The one piece that I needed to figure out was how to keep my SSL requirement met by the site. Then it dawned on me that I can use the custom site name feature of the github pages and pare it with an Nginx reverse proxy. After a few minutes digging on the Google I found this little piece of config.
What this means is that I’ll still need my own web server to handle the SSL termination and initiate the reverse proxy but this gives me much more control over how the page is accessed and if I’m really concerned about an outage of my home server I can always add a Digital Ocean droplet as a DNS round-robin endpoint. This also gives me the ability to maintain my IPV6 functionality since I’ll be handling the hand-off to the back-end over IPV4 but visitors will be able to talk to my servers with native IPV6 support and don’t need to no anything about how the site gets to them.
Well, that’s the news from me for now.
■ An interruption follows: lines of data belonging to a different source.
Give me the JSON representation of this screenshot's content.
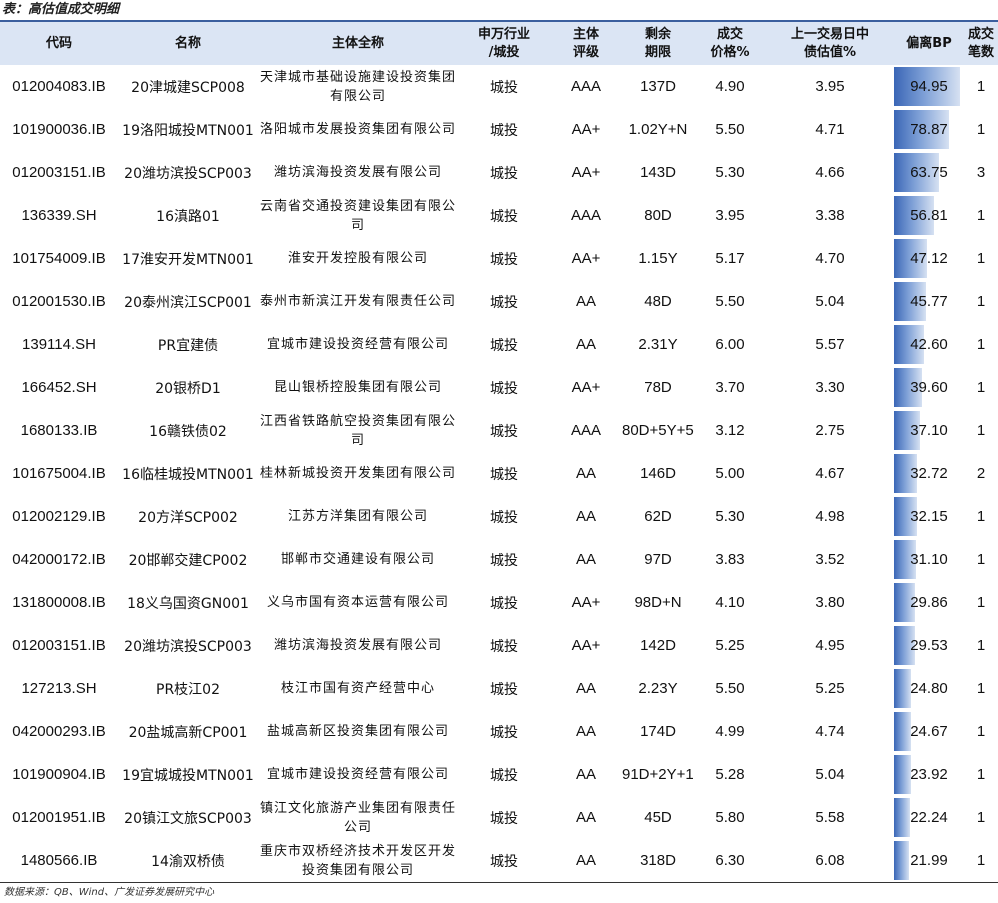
{
  "caption": "表：高估值成交明细",
  "headers": {
    "code": "代码",
    "name": "名称",
    "issuer": "主体全称",
    "industry_1": "申万行业",
    "industry_2": "/城投",
    "rating_1": "主体",
    "rating_2": "评级",
    "tenor_1": "剩余",
    "tenor_2": "期限",
    "price_1": "成交",
    "price_2": "价格%",
    "valuation_1": "上一交易日中",
    "valuation_2": "债估值%",
    "bp": "偏离BP",
    "count_1": "成交",
    "count_2": "笔数"
  },
  "rows": [
    {
      "code": "012004083.IB",
      "name": "20津城建SCP008",
      "issuer": "天津城市基础设施建设投资集团有限公司",
      "industry": "城投",
      "rating": "AAA",
      "tenor": "137D",
      "price": "4.90",
      "valuation": "3.95",
      "bp": "94.95",
      "count": "1"
    },
    {
      "code": "101900036.IB",
      "name": "19洛阳城投MTN001",
      "issuer": "洛阳城市发展投资集团有限公司",
      "industry": "城投",
      "rating": "AA+",
      "tenor": "1.02Y+N",
      "price": "5.50",
      "valuation": "4.71",
      "bp": "78.87",
      "count": "1"
    },
    {
      "code": "012003151.IB",
      "name": "20潍坊滨投SCP003",
      "issuer": "潍坊滨海投资发展有限公司",
      "industry": "城投",
      "rating": "AA+",
      "tenor": "143D",
      "price": "5.30",
      "valuation": "4.66",
      "bp": "63.75",
      "count": "3"
    },
    {
      "code": "136339.SH",
      "name": "16滇路01",
      "issuer": "云南省交通投资建设集团有限公司",
      "industry": "城投",
      "rating": "AAA",
      "tenor": "80D",
      "price": "3.95",
      "valuation": "3.38",
      "bp": "56.81",
      "count": "1"
    },
    {
      "code": "101754009.IB",
      "name": "17淮安开发MTN001",
      "issuer": "淮安开发控股有限公司",
      "industry": "城投",
      "rating": "AA+",
      "tenor": "1.15Y",
      "price": "5.17",
      "valuation": "4.70",
      "bp": "47.12",
      "count": "1"
    },
    {
      "code": "012001530.IB",
      "name": "20泰州滨江SCP001",
      "issuer": "泰州市新滨江开发有限责任公司",
      "industry": "城投",
      "rating": "AA",
      "tenor": "48D",
      "price": "5.50",
      "valuation": "5.04",
      "bp": "45.77",
      "count": "1"
    },
    {
      "code": "139114.SH",
      "name": "PR宜建债",
      "issuer": "宜城市建设投资经营有限公司",
      "industry": "城投",
      "rating": "AA",
      "tenor": "2.31Y",
      "price": "6.00",
      "valuation": "5.57",
      "bp": "42.60",
      "count": "1"
    },
    {
      "code": "166452.SH",
      "name": "20银桥D1",
      "issuer": "昆山银桥控股集团有限公司",
      "industry": "城投",
      "rating": "AA+",
      "tenor": "78D",
      "price": "3.70",
      "valuation": "3.30",
      "bp": "39.60",
      "count": "1"
    },
    {
      "code": "1680133.IB",
      "name": "16赣铁债02",
      "issuer": "江西省铁路航空投资集团有限公司",
      "industry": "城投",
      "rating": "AAA",
      "tenor": "80D+5Y+5Y",
      "price": "3.12",
      "valuation": "2.75",
      "bp": "37.10",
      "count": "1"
    },
    {
      "code": "101675004.IB",
      "name": "16临桂城投MTN001",
      "issuer": "桂林新城投资开发集团有限公司",
      "industry": "城投",
      "rating": "AA",
      "tenor": "146D",
      "price": "5.00",
      "valuation": "4.67",
      "bp": "32.72",
      "count": "2"
    },
    {
      "code": "012002129.IB",
      "name": "20方洋SCP002",
      "issuer": "江苏方洋集团有限公司",
      "industry": "城投",
      "rating": "AA",
      "tenor": "62D",
      "price": "5.30",
      "valuation": "4.98",
      "bp": "32.15",
      "count": "1"
    },
    {
      "code": "042000172.IB",
      "name": "20邯郸交建CP002",
      "issuer": "邯郸市交通建设有限公司",
      "industry": "城投",
      "rating": "AA",
      "tenor": "97D",
      "price": "3.83",
      "valuation": "3.52",
      "bp": "31.10",
      "count": "1"
    },
    {
      "code": "131800008.IB",
      "name": "18义乌国资GN001",
      "issuer": "义乌市国有资本运营有限公司",
      "industry": "城投",
      "rating": "AA+",
      "tenor": "98D+N",
      "price": "4.10",
      "valuation": "3.80",
      "bp": "29.86",
      "count": "1"
    },
    {
      "code": "012003151.IB",
      "name": "20潍坊滨投SCP003",
      "issuer": "潍坊滨海投资发展有限公司",
      "industry": "城投",
      "rating": "AA+",
      "tenor": "142D",
      "price": "5.25",
      "valuation": "4.95",
      "bp": "29.53",
      "count": "1"
    },
    {
      "code": "127213.SH",
      "name": "PR枝江02",
      "issuer": "枝江市国有资产经营中心",
      "industry": "城投",
      "rating": "AA",
      "tenor": "2.23Y",
      "price": "5.50",
      "valuation": "5.25",
      "bp": "24.80",
      "count": "1"
    },
    {
      "code": "042000293.IB",
      "name": "20盐城高新CP001",
      "issuer": "盐城高新区投资集团有限公司",
      "industry": "城投",
      "rating": "AA",
      "tenor": "174D",
      "price": "4.99",
      "valuation": "4.74",
      "bp": "24.67",
      "count": "1"
    },
    {
      "code": "101900904.IB",
      "name": "19宜城城投MTN001",
      "issuer": "宜城市建设投资经营有限公司",
      "industry": "城投",
      "rating": "AA",
      "tenor": "91D+2Y+1Y",
      "price": "5.28",
      "valuation": "5.04",
      "bp": "23.92",
      "count": "1"
    },
    {
      "code": "012001951.IB",
      "name": "20镇江文旅SCP003",
      "issuer": "镇江文化旅游产业集团有限责任公司",
      "industry": "城投",
      "rating": "AA",
      "tenor": "45D",
      "price": "5.80",
      "valuation": "5.58",
      "bp": "22.24",
      "count": "1"
    },
    {
      "code": "1480566.IB",
      "name": "14渝双桥债",
      "issuer": "重庆市双桥经济技术开发区开发投资集团有限公司",
      "industry": "城投",
      "rating": "AA",
      "tenor": "318D",
      "price": "6.30",
      "valuation": "6.08",
      "bp": "21.99",
      "count": "1"
    }
  ],
  "bp_max": 100,
  "bar_color": "#3a66b6",
  "header_bg": "#dbe5f4",
  "footnote": "数据来源：QB、Wind、广发证券发展研究中心"
}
I’m sure there is a lot that can be fixed here and as always this will continue to be a work in progress, but I’m hopeful again.
I might have accidentally configured my new VPS front end server incorrectly and this prevented anyone using IPV4 only from viewing my website. I noticed the issue with my page analytics showed me 1 visit in the last 72 hours. I’ve now fixed the issue, the problem lied in NGINX and my thinking that it opened both IPV6 and IPV4 ports from a single config line which it didn’t. A simple
netstat -tulnap | grep nginx would have showed me that it was not listening correctly but I was not wise enough to check it and just assumed I had done things correctly. It is fixed now and I’ve updated my gist of the config to match what I’m currently using.